With AAP announcing it has closed its Port Moresby office, the news wire’s last PNG correspondent Eoin Blackwell looks back on his journey covering one of Australia’s closest neighbours. 

It’s July 2012 and I’m standing in a field in Tari, in Papua New Guinea’s Hela province, with a crowd of about 500 people and some heavily armed soldiers.

It’s election time in PNG. A round of gunshots from a football field drew me and ABC reporter, Firmin Nanol to the polling booth like suicidal moths to a flame.

The soldiers, it turned out, fired the shots into the air because some tribal groups in the crowd didn’t like how the voting was being done and, in true PNG fashion, had “arced up”.

Some in the crowd, unable to read or write, had elected a few among their number to fill out the ballots, following a meeting to decide which candidate to back in the electorate.

What’s undemocratic about that?

“No, they have to line up. One by one,” the soldier said, hoisting his machine gun and flicking a fly off the ammo belt on his shoulder.

Earlier, he told me he had fired the shots to calm people down.

It seemed to work. When we left everyone was sitting on the grass, listening to the election officials explain things.

See, PNG is known as “the land of the unexpected”.

Really it’s a land of contradictions.

Being a reporter in this environment from July 2011 to October 2013 was both enormously stressful and hugely rewarding. Actually it’s the best thing I’ve ever done.

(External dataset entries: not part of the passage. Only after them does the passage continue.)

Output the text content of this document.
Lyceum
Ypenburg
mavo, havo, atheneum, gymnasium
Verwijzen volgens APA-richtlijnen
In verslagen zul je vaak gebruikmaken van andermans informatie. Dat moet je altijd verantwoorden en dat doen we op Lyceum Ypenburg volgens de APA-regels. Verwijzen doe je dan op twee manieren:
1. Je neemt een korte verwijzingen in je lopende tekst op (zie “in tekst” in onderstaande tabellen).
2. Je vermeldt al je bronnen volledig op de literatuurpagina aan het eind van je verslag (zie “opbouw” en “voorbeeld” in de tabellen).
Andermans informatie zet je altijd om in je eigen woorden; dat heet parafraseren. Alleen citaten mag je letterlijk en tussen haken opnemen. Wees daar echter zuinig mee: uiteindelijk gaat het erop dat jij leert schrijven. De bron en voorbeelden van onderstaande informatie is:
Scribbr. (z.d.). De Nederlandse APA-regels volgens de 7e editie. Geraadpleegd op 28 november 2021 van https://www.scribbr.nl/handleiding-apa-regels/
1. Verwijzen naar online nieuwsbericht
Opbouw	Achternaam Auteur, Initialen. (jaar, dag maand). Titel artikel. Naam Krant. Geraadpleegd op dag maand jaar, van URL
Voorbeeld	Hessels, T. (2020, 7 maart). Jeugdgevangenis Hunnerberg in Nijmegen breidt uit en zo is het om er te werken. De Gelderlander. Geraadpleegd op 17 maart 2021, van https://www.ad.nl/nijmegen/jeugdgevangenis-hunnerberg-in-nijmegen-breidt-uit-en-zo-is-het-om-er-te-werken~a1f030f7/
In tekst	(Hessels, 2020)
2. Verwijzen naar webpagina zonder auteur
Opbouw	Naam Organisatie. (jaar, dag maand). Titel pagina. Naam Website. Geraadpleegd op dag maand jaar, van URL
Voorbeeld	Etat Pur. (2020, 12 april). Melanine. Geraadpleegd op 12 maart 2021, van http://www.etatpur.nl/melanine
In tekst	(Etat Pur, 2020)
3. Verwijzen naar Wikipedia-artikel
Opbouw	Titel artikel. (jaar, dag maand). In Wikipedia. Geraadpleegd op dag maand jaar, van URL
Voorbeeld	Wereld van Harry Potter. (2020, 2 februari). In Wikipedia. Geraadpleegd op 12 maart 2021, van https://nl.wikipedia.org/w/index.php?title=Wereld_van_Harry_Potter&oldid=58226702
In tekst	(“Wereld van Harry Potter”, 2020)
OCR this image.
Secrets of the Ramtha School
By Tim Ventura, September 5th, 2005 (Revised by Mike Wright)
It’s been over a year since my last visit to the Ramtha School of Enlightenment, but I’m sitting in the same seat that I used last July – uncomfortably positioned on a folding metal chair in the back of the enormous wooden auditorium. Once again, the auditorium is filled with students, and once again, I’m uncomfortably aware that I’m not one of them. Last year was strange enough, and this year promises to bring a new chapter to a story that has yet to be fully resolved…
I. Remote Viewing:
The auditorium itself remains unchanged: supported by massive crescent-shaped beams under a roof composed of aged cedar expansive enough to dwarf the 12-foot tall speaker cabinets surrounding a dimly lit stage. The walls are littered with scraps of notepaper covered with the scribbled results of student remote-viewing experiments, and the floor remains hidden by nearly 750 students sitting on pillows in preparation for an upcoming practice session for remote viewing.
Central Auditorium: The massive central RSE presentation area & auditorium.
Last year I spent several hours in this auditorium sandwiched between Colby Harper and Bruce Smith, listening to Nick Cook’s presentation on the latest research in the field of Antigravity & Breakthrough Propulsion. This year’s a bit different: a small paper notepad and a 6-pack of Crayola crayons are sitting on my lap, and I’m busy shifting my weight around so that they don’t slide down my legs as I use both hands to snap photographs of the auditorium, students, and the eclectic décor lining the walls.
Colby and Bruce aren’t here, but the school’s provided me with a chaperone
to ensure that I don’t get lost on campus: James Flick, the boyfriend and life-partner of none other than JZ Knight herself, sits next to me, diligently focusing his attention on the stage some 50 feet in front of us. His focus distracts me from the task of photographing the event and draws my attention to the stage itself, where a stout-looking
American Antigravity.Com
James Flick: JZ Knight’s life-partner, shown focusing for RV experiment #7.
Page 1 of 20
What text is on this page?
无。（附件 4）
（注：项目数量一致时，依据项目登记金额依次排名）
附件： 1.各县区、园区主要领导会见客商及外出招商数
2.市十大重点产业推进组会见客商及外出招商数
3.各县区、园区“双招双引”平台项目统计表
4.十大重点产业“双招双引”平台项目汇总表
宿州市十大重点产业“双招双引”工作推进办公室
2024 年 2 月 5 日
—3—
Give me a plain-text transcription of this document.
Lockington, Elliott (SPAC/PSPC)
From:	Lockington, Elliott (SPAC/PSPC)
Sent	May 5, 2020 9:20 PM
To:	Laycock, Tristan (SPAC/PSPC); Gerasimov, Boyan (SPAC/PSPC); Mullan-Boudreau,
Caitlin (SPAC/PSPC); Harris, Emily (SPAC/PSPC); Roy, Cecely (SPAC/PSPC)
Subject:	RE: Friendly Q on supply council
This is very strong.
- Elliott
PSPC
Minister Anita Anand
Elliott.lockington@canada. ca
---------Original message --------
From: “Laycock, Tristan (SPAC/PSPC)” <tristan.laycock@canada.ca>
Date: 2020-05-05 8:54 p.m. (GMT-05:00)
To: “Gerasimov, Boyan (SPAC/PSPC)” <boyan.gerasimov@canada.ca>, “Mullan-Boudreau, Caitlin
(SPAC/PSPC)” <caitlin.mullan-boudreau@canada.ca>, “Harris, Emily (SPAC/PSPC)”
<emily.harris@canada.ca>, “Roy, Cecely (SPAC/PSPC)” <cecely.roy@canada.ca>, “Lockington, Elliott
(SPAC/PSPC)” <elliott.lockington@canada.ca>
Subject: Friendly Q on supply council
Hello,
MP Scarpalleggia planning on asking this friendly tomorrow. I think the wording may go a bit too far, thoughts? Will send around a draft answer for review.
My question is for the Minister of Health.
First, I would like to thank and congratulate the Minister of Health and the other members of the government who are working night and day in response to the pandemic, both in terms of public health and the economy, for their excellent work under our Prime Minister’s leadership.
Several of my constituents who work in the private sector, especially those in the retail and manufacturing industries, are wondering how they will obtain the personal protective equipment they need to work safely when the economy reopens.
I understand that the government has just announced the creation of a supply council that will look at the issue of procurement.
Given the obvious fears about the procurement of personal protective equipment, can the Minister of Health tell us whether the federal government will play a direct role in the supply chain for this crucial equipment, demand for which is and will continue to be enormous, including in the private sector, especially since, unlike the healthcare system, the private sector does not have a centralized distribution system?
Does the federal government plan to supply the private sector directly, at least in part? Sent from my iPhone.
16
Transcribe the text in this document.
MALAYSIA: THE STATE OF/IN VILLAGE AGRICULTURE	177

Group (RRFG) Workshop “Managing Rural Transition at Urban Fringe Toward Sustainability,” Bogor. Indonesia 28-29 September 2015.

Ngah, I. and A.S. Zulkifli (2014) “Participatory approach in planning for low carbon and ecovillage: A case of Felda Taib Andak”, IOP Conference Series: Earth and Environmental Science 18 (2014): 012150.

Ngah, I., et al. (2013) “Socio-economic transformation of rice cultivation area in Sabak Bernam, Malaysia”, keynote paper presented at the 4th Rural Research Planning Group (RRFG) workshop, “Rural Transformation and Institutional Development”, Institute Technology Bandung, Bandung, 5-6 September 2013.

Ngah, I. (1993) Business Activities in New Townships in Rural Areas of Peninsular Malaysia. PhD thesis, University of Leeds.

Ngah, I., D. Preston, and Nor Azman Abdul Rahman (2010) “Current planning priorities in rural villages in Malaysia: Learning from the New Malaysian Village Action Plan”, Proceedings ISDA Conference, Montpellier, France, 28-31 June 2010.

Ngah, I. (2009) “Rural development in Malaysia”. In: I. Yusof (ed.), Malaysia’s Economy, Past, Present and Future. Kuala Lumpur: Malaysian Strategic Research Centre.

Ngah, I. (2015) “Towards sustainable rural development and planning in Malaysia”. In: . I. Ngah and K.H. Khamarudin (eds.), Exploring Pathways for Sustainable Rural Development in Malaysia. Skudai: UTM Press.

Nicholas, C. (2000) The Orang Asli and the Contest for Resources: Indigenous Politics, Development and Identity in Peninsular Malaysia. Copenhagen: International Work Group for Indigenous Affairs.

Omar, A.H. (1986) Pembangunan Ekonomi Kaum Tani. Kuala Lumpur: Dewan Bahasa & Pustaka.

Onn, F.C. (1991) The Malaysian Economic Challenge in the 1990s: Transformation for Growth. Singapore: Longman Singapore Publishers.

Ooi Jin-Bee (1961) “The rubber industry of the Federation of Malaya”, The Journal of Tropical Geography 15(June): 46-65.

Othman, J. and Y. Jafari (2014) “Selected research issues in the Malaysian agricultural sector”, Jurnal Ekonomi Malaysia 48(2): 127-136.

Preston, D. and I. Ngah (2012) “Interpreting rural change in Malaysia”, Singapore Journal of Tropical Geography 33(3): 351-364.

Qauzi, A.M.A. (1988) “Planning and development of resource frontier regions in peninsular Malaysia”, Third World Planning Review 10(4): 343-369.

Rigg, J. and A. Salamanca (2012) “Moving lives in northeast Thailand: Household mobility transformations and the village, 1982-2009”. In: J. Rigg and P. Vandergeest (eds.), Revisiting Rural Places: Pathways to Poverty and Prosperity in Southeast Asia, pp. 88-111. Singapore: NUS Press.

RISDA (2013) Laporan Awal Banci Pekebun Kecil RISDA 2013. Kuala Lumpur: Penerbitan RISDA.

During 2012’s attempted mutiny by supporters of ousted prime minister Sir Michael Somare, I signed off a story to my boss saying “I’ve got a soldier pointing a gun at me and he’s saying I’m under his operational control. I have to go.”

Just after after I’d hung up the soldier relaxed his gun hand and let me wander into Murray Barracks to try and talk to the mutiny leader, Yarra Sasa.

The same guard later locked me out of the barracks, but was kind enough to show me a hole in the fence I could get through to get back in.

At the time, everyone I knew told me there’d be blood on the streets during this intense period.

It’s hard not to imagine it given the frequent, random and horrific violence associated with Papua New Guinea.

But during this crisis there was none. There were plenty of protests urging politicians to just sort it out amongst themselves and not stuff up their democracy.

In another incident in June 2012, a group of rogue PNG police tried to blockade the parliament, promising to banish politicians from the chamber.

Heavily armed police turned up around the corner, machine guns cocked and ready to challenge their fired-up colleagues.

You know how it ended?

A policeman – Commander Peter Guinness armed with a bag of betel nut – walked down the long stretch of road leading to Parliament.

A solid chew and some handshakes later and it was over. Everyone went home.

Em Tasol, or that’s it, in Pigin.

Eoin Blackwell was AAP’s last PNG correspondent and will be returning to the national reporting desk in Sydney.